Außerdem liegt ein weiterer Fokus darauf, Tierhalter dabei zu unterstützen, informierte Entscheidungen rund um die Ernährung ihrer Vierbeiner zu treffen. Daher bietet Purina auf den Verpackungen verstärkt leicht verständliche Informationen und Ratschläge zur Fütterung an.

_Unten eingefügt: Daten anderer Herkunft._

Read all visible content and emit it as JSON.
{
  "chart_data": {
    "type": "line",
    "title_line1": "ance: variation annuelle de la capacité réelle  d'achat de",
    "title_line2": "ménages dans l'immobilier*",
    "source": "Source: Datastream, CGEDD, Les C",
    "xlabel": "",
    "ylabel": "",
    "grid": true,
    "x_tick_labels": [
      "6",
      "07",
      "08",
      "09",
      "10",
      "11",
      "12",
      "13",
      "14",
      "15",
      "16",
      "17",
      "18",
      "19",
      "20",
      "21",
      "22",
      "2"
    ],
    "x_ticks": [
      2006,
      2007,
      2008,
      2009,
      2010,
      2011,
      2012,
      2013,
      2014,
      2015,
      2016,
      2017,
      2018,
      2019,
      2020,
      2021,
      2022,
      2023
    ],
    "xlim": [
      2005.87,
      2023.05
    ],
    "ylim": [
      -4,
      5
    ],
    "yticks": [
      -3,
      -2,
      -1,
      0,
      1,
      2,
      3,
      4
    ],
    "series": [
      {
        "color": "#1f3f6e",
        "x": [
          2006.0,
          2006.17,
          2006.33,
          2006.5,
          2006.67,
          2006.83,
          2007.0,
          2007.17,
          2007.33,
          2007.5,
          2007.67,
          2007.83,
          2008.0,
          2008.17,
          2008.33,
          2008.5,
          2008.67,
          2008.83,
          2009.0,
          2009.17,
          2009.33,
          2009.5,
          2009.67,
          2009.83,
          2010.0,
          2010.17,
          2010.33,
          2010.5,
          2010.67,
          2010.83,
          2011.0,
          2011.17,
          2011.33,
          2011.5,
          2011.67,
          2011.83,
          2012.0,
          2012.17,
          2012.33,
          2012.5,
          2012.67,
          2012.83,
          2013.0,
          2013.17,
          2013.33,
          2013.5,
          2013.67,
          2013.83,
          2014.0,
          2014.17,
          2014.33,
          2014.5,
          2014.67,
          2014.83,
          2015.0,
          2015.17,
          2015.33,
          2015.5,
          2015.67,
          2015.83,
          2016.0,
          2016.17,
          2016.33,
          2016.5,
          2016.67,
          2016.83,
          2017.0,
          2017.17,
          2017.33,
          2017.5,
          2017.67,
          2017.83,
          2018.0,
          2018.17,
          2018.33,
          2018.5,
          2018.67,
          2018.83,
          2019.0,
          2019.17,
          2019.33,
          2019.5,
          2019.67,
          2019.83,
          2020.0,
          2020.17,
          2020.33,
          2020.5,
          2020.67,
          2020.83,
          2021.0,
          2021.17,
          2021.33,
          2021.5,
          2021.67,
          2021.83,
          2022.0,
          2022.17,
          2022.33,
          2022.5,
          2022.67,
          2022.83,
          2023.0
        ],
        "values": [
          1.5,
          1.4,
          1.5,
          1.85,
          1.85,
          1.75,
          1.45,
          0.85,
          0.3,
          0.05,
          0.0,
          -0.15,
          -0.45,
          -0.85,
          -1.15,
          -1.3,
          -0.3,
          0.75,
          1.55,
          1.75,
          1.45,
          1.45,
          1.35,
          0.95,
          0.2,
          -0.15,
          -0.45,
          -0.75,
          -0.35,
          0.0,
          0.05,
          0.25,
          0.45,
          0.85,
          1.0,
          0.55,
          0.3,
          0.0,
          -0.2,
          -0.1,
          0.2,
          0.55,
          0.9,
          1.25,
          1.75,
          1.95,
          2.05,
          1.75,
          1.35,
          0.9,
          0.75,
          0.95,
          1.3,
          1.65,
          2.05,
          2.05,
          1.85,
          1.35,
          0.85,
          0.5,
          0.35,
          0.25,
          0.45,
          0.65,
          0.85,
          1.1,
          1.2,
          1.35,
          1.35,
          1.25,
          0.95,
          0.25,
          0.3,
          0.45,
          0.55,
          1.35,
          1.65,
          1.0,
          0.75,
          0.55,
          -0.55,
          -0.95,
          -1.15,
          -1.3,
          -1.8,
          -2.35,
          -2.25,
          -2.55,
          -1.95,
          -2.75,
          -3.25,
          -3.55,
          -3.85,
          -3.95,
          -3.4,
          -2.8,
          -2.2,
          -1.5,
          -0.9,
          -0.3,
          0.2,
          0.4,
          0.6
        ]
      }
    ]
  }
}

Konkret hat Purina z.B. bereits folgende Erfolge erzielt:

  • Verzicht auf künstliche Farbstoffe: Entsprechend einem wachsenden Konsumentenbedürfnis hat Purina die Verwendung künstlicher Farbstoffe 2016 um 10,4 Prozent reduziert. Bis 2020 wird Purina bei seinen Vollnahrungsprodukten und bis 2023 bei seinen Snackprodukten vollständig auf künstliche Farbstoffe verzichten.
  • Bewahrung von Ressourcen für zukünftige Generationen: Unter anderem soll bis 2020 an keinem Standort mehr zu entsorgender Fabrikmüll produziert werden. Außerdem verpflichtet Purina sich, bis 2019 3.000 Tonnen weniger Verpackungsmaterialien im Vergleich zum Jahr 2015 zu verwenden, indem das Gewicht und Volumen der Verpackungen reduziert wird und Materialien am Ende ihres Nutzungszyklus wiederverwertet werden. Zu diesem Zweck unterstützt Purina Forschungen zu Recyclingmethoden für Verbraucherverpackungen. Im Jahr 2016 gelang es bereits, 1.009 Tonnen weniger Verpackungsmaterial zu verwenden. Des Weiteren ist es das Ziel von Purina, bis 2020 Wasserverbrauch und Treibhausgas-Emissionen um 35 Prozent im Vergleich zu 2010 zu reduzieren. Für 2017 ist geplant, dass die Werke in Deutschland, Polen und Ungarn auf 100 Prozent erneuerbare Stromquellen umsteigen – wie es bereits heute in den Fabriken in Italien, Spanien und Großbritannien der Fall ist.

Bernard Meunier, CEO Purina Europa, Naher Osten und Nordafrika, betonte bei der Vorstellung des Reports im Rahmen eines exklusiven Events in London: „Ich bin stolz darauf, dass wir in kurzer Zeit bereits sehr gute Fortschritte in Bezug auf die Erreichung unserer Ziele gemacht haben.

Allerdings erkennen wir auch, dass noch einiges an Arbeit vor uns liegt. Wir werden auch weiterhin in engem Dialog mit unseren Stakeholdern sein und eng mit ihnen zusammenarbeiten, um sicherzustellen, dass wir unsere gesteckten Ziele erfüllen.“

Das Event, das am 23. November vor internationalem Publikum stattfand, bot zahlreiche Vorträge von namhaften Referenten, die sich u.a. mit den Kernthemen von Purina wie Prävention von Übergewicht bei Haustieren, die Ausbildung von Kindern zu verantwortungsvollen Tierhaltern oder Pets at Work beschäftigten.

Auch die Rolle, die die Mensch-Tier-Beziehung im digitalen Zeitalter spielt und welchem Wandel sie unterworfen ist, wurde thematisiert.

Neu: der mit 100.000 CHF dotierte Purina Better together Preis

Parallel zu der Veröffentlichung des ersten Statusberichts hat Purina auch die Förderung von Initiativen bekannt gegeben, die die Gesundheit und das Wohlbefinden der Gesellschaft verbessern, indem sie die Mensch-Tier-Beziehung fördern.

Der Preis wird zusammen mit der unabhängigen Institution Ashoka europaweit vergeben und ist mit 100.000 CHF dotiert.

Ab März 2018 können sich gemeinnützige und soziale Institutionen sowie Unternehmen bewerben, die die enge Beziehung zwischen Mensch und Tier unterstützen.